Byte strings make some things, like prepending to the start of a string, more expensive.
That said, if you need performance and you can represent your data purely in bytestrings, then do so.
The basic answer given, use ByteString, is correct. That said, all of the three answers before mine have inaccuracies.
Regarding UTF-8: whether this will be an issue or not depends entirely on what sort of processing you do with your strings. If you're simply treating them as single chunks of data (which includes operations such as concatenation, though not splitting), or doing certain limited byte-based operations (e.g., finding the length of the string in bytes, rather than the length in characters), you won't have any issues. If you are using I18N, there are enough other issues that simply using String rather than ByteString will start to fix only a very few of the problems you'll encounter.
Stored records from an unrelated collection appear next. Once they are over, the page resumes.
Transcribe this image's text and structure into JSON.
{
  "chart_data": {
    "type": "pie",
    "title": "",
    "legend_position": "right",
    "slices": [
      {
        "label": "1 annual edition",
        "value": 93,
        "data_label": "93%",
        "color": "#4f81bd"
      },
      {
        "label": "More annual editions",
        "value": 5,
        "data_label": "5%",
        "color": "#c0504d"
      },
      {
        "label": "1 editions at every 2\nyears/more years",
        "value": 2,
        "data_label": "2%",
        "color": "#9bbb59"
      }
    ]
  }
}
Prepending single bytes to the front of a ByteString is probably more expensive than doing the same for a String. However, if you're doing a lot of this, it's probably possible to find ways of dealing with your particular problem that are cheaper.
But the end result would be, for the poster of the original question: yes, Strings are inefficient in Haskell, though rather handy. If you're worried about efficiency, use ByteStrings, and view them as either arrays of Char8 or Word8, depending on your purpose (ASCII/ISO-8859-1 vs Unicode of some sort, or just arbitrary binary data). Generally, use Lazy ByteStrings (where prepending to the start of a string is actually a very fast operation) unless you know why you want non-lazy ones (which is usually wrapped up in an appreciation of the performance aspects of lazy evaluation).
For what it's worth, I am building an automated trading system entirely in Haskell, and one of the things we need to do is very quickly parse a market data feed we receive over a network connection. I can handle reading and parsing 300 messages per second with a negligable amount of CPU; as far as handling this data goes, GHC-compiled Haskell performs close enough to C that it's nowhere near entering my list of notable issues.